Per il presidente uscente “serve un passo avanti delle componenti con il supporto del governo” sottolineando le varie criticità: “La Serie A è tra i campionati più vecchi con pochi italiani e giovani”, c’è un sistema economicamente insostenibile (“il calcio professionistico italiano perde ancora oltre 730 milioni di euro all’anno”) con un gap nelle infrastrutture allarmante e “un’area del professionismo ipertrofica”.
Gravina sottolinea che nel calcio italiano c’è dunque “una cronica incapacità di fare sistema” e nessuna collaborazione, anche qui di ‘sistema’, “per il calendario intasato, che tenga conto anche delle esigenze della Nazionale”.
Un sistema irriformabile
Tutte verità sacrosante, ma è nelle soluzioni che la relazione di Gravina propone che si mostra plasticamente come il sistema sia irriformabile. Lui, presidente uscente senza nulla da perdere, infatti, non propone un azzeramento assoluto del settore e la sua rifondazione lontana dalle logiche che hanno portato il Calcio all’agonia di oggi. No, tutt’altro. Le ricette sono un mix di ritorno al passato e favori al mondo del pallone da parte della politica. Aiuti – che assomigliano ad aiuti di Stato – che non si comprende perché dovrebbero essere concessi.
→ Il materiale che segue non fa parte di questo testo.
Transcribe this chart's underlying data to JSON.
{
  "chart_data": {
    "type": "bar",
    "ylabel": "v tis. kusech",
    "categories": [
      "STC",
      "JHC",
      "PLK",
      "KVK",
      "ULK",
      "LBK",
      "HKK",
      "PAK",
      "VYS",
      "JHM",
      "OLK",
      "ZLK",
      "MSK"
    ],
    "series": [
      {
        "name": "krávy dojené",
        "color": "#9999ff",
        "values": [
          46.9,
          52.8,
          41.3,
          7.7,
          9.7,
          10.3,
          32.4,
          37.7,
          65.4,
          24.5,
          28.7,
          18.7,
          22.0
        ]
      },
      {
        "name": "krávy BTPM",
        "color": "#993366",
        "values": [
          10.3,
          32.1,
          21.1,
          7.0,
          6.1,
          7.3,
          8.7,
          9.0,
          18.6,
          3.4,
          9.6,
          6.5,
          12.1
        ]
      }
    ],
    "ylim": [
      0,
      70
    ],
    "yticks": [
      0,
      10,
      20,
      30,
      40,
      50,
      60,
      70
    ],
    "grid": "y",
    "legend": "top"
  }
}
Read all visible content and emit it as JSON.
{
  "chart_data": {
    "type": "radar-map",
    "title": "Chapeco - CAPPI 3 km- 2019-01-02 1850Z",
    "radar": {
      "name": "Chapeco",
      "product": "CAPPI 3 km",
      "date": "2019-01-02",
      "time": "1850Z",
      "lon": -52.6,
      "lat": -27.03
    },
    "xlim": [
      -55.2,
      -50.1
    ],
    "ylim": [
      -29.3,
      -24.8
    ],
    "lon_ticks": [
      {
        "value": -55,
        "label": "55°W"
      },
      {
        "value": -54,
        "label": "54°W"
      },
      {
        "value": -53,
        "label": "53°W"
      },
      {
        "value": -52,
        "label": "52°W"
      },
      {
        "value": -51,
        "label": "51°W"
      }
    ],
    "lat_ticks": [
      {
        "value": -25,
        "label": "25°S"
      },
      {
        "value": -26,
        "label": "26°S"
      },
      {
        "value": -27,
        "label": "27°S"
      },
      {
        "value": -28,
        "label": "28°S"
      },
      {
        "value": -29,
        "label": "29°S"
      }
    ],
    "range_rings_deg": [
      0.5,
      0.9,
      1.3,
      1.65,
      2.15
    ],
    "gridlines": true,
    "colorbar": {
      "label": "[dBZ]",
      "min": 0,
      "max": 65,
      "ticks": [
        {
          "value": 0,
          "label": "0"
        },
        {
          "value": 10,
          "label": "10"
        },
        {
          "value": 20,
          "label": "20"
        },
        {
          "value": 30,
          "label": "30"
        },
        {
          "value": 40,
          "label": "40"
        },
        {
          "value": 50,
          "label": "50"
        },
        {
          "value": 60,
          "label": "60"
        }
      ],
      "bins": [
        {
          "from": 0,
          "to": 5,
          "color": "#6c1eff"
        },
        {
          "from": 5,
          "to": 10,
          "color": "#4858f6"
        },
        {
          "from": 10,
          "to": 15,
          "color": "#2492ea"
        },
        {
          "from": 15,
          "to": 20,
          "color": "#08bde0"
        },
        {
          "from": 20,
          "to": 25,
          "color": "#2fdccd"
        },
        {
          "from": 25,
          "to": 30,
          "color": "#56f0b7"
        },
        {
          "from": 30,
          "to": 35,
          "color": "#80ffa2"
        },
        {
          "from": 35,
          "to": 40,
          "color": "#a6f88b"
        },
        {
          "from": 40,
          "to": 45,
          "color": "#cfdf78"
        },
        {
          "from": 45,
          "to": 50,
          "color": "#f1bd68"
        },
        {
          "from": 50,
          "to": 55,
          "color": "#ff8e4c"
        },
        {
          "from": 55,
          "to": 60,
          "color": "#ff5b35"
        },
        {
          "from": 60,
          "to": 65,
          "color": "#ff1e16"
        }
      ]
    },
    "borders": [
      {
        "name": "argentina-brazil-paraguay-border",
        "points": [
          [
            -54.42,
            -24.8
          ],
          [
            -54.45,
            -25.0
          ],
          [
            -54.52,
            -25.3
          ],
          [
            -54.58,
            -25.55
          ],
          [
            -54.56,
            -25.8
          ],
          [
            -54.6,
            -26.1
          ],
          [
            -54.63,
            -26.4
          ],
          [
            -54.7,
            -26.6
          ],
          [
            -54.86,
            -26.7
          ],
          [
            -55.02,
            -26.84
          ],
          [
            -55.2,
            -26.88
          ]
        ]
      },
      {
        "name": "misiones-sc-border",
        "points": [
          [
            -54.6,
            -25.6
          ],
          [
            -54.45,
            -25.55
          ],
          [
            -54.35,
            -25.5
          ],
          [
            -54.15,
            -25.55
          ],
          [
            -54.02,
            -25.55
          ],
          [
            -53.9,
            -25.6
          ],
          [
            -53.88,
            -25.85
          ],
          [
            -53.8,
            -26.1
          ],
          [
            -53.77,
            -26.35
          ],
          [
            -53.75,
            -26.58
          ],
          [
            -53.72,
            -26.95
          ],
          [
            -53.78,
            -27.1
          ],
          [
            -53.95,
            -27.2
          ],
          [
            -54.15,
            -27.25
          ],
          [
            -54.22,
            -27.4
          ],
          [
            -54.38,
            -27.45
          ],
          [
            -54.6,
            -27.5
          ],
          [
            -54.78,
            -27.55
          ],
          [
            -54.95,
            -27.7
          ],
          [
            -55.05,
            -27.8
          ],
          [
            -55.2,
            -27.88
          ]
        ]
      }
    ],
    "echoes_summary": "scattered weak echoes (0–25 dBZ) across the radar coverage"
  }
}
Tax credit come per il cinema
Gravina per esempio, nei giorni dello scandalo sui mancati finanziamenti al film su Regeni e delle inchieste sugli aiuti fiscali concessi per anni al cinema senza controlli, propone un “credito di imposta (tax credit sul modello dell’industria cinematografica) per finanziare gli investimenti sulle giovani calciatrici e i giovani calciatori (under 23) selezionabili per le squadre nazionali e negli impianti…
Niente tasse ai giocatori milionari
Immancabile poi la proposta di ripristino (con eventuale riformulazione) del regime fiscale agevolato per i professionisti (calciatori, allenatori) provenienti dall’estero, abolito a fine 2023 con il “Decreto Crescita”, al fine di ridare competitività all’industria calcistica italiana, anche in considerazione del fatto che la summenzionata abolizione non ha prodotto i risultati sperati. Niente tasse ai milionari, insomma…
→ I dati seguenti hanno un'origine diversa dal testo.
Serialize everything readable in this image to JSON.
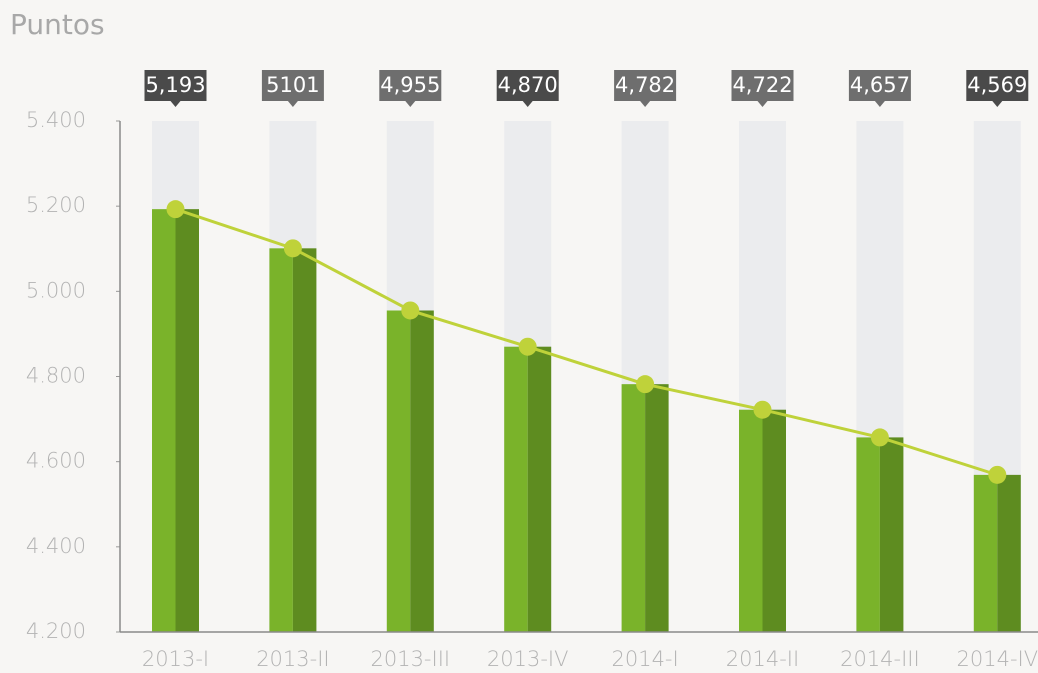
{
  "chart_data": {
    "type": "bar_line",
    "title": "Puntos",
    "categories": [
      "2013-I",
      "2013-II",
      "2013-III",
      "2013-IV",
      "2014-I",
      "2014-II",
      "2014-III",
      "2014-IV"
    ],
    "values": [
      5193,
      5101,
      4955,
      4870,
      4782,
      4722,
      4657,
      4569
    ],
    "value_labels": [
      "5,193",
      "5101",
      "4,955",
      "4,870",
      "4,782",
      "4,722",
      "4,657",
      "4,569"
    ],
    "label_colors": [
      "#4a4a4a",
      "#6e6e6e",
      "#6e6e6e",
      "#4a4a4a",
      "#6e6e6e",
      "#6e6e6e",
      "#6e6e6e",
      "#4a4a4a"
    ],
    "color": "#7ab32a",
    "shade_color": "#5e8c20",
    "background_bar_color": "#ebecee",
    "line_color": "#bfd23a",
    "ylim": [
      4200,
      5400
    ],
    "yticks": [
      {
        "value": 4200,
        "label": "4.200"
      },
      {
        "value": 4400,
        "label": "4.400"
      },
      {
        "value": 4600,
        "label": "4.600"
      },
      {
        "value": 4800,
        "label": "4.800"
      },
      {
        "value": 5000,
        "label": "5.000"
      },
      {
        "value": 5200,
        "label": "5.200"
      },
      {
        "value": 5400,
        "label": "5.400"
      }
    ]
  }
}
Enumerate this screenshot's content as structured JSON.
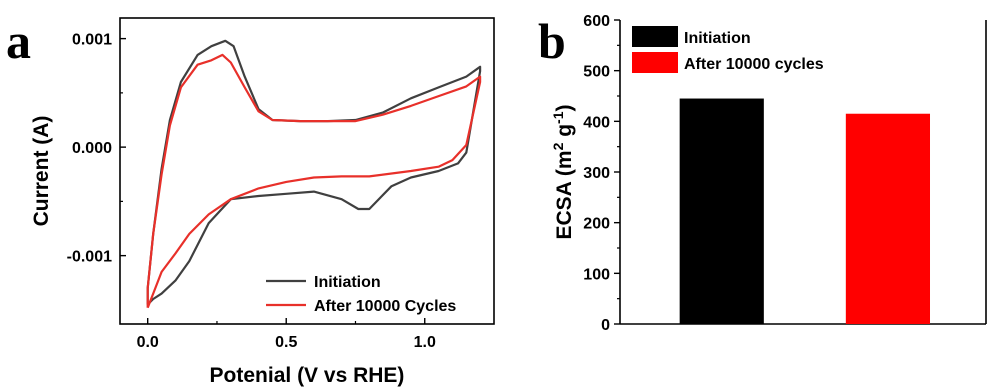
{
  "chart_data": [
    {
      "panel": "a",
      "type": "line",
      "xlabel": "Potenial (V vs RHE)",
      "ylabel": "Current (A)",
      "xlim": [
        -0.1,
        1.25
      ],
      "ylim": [
        -0.00163,
        0.00119
      ],
      "xticks": [
        0.0,
        0.5,
        1.0
      ],
      "xtick_labels": [
        "0.0",
        "0.5",
        "1.0"
      ],
      "yticks": [
        0.001,
        0.0,
        -0.001
      ],
      "ytick_labels": [
        "0.001",
        "0.000",
        "-0.001"
      ],
      "legend_position": "bottom-right",
      "series": [
        {
          "name": "Initiation",
          "color": "#404040",
          "points": [
            [
              0.0,
              -0.00145
            ],
            [
              0.0,
              -0.0013
            ],
            [
              0.02,
              -0.0008
            ],
            [
              0.05,
              -0.0002
            ],
            [
              0.08,
              0.00025
            ],
            [
              0.12,
              0.0006
            ],
            [
              0.18,
              0.00085
            ],
            [
              0.23,
              0.00093
            ],
            [
              0.28,
              0.00098
            ],
            [
              0.31,
              0.00093
            ],
            [
              0.35,
              0.00065
            ],
            [
              0.4,
              0.00035
            ],
            [
              0.45,
              0.00025
            ],
            [
              0.55,
              0.00024
            ],
            [
              0.65,
              0.00024
            ],
            [
              0.75,
              0.00025
            ],
            [
              0.85,
              0.00032
            ],
            [
              0.95,
              0.00045
            ],
            [
              1.05,
              0.00055
            ],
            [
              1.15,
              0.00065
            ],
            [
              1.2,
              0.00074
            ],
            [
              1.2,
              0.0007
            ],
            [
              1.15,
              -5e-05
            ],
            [
              1.12,
              -0.00015
            ],
            [
              1.05,
              -0.00022
            ],
            [
              0.95,
              -0.00028
            ],
            [
              0.88,
              -0.00036
            ],
            [
              0.8,
              -0.00057
            ],
            [
              0.76,
              -0.00057
            ],
            [
              0.7,
              -0.00048
            ],
            [
              0.6,
              -0.00041
            ],
            [
              0.5,
              -0.00043
            ],
            [
              0.4,
              -0.00045
            ],
            [
              0.3,
              -0.00048
            ],
            [
              0.22,
              -0.0007
            ],
            [
              0.15,
              -0.00105
            ],
            [
              0.1,
              -0.00123
            ],
            [
              0.05,
              -0.00135
            ],
            [
              0.02,
              -0.0014
            ],
            [
              0.0,
              -0.00145
            ]
          ]
        },
        {
          "name": "After 10000 Cycles",
          "color": "#e8302a",
          "points": [
            [
              0.0,
              -0.00148
            ],
            [
              0.0,
              -0.0013
            ],
            [
              0.02,
              -0.0008
            ],
            [
              0.05,
              -0.00025
            ],
            [
              0.08,
              0.0002
            ],
            [
              0.12,
              0.00055
            ],
            [
              0.18,
              0.00076
            ],
            [
              0.23,
              0.0008
            ],
            [
              0.27,
              0.00085
            ],
            [
              0.3,
              0.00078
            ],
            [
              0.35,
              0.00055
            ],
            [
              0.4,
              0.00033
            ],
            [
              0.45,
              0.00025
            ],
            [
              0.55,
              0.00024
            ],
            [
              0.65,
              0.00024
            ],
            [
              0.75,
              0.00024
            ],
            [
              0.85,
              0.0003
            ],
            [
              0.95,
              0.00038
            ],
            [
              1.05,
              0.00047
            ],
            [
              1.15,
              0.00056
            ],
            [
              1.2,
              0.00065
            ],
            [
              1.2,
              0.0006
            ],
            [
              1.15,
              2e-05
            ],
            [
              1.1,
              -0.00012
            ],
            [
              1.05,
              -0.00018
            ],
            [
              0.95,
              -0.00022
            ],
            [
              0.8,
              -0.00027
            ],
            [
              0.7,
              -0.00027
            ],
            [
              0.6,
              -0.00028
            ],
            [
              0.5,
              -0.00032
            ],
            [
              0.4,
              -0.00038
            ],
            [
              0.3,
              -0.00048
            ],
            [
              0.22,
              -0.00062
            ],
            [
              0.15,
              -0.0008
            ],
            [
              0.1,
              -0.00098
            ],
            [
              0.05,
              -0.00115
            ],
            [
              0.02,
              -0.00135
            ],
            [
              0.0,
              -0.00148
            ]
          ]
        }
      ]
    },
    {
      "panel": "b",
      "type": "bar",
      "categories": [
        "Initiation",
        "After 10000 cycles"
      ],
      "values": [
        445,
        415
      ],
      "colors": [
        "#000000",
        "#ff0000"
      ],
      "ylabel_main": "ECSA (m",
      "ylabel_sup1": "2",
      "ylabel_mid": " g",
      "ylabel_sup2": "-1",
      "ylabel_end": ")",
      "ylim": [
        0,
        600
      ],
      "yticks": [
        0,
        100,
        200,
        300,
        400,
        500,
        600
      ],
      "legend_position": "top-left"
    }
  ],
  "panel_labels": {
    "a": "a",
    "b": "b"
  }
}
I soldi delle scommesse anche ai club
Teorizza quindi un “diritto alla scommessa”, ovvero “una percentuale di gettito o vincite sul calcio da devolvere al calcio stesso, per valorizzare giovani e impianti”. Secondo Gravina “il contributo avrebbe precisi vincoli di destinazione ‘virtuosi’: investimenti in infrastrutture; sviluppo dei settori giovanili; lotta alla ludopatia; la proposta è contenuta in diversi documenti ufficiali della FIGC presentati al Governo in questi anni.
Abolizione dei vincoli del Decreto Dignità
Infine, si richiede l’immancabile abolizione del divieto di pubblicità e sponsorizzazioni per gli operatori delle scommesse, introdotto con il “Decreto dignità” del 12 luglio 2018, “anche in considerazione del fatto che tale misura si è dimostrata largamente inefficace”.
Per Gravina, anzi sarebbe stata proprio la relazione conclusiva della Commissione parlamentare d’inchiesta sul gioco illegale (2022) “ad evidenziare come, nonostante la normativa in questione, ci sia stato un aumento del gioco di azzardo anche nelle fasce dei minori e un aumento del gioco illegale; pertanto, la misura non è risultata affatto efficace per il contenimento dei fenomeni di ludopatia a fronte, invece, di una riduzione delle entrate per le società sportive che ha penalizzato il sistema calcio italiano rispetto al contesto europeo”.
Gravina se ne andrà (a giugno), ma chi è pronto a prendere il suo posto, che sia Giovanni Malagò o Giancarlo Abete, non si discosterà molto da questa impostazione. Per la serie, cambiare tutto per non cambiare nulla.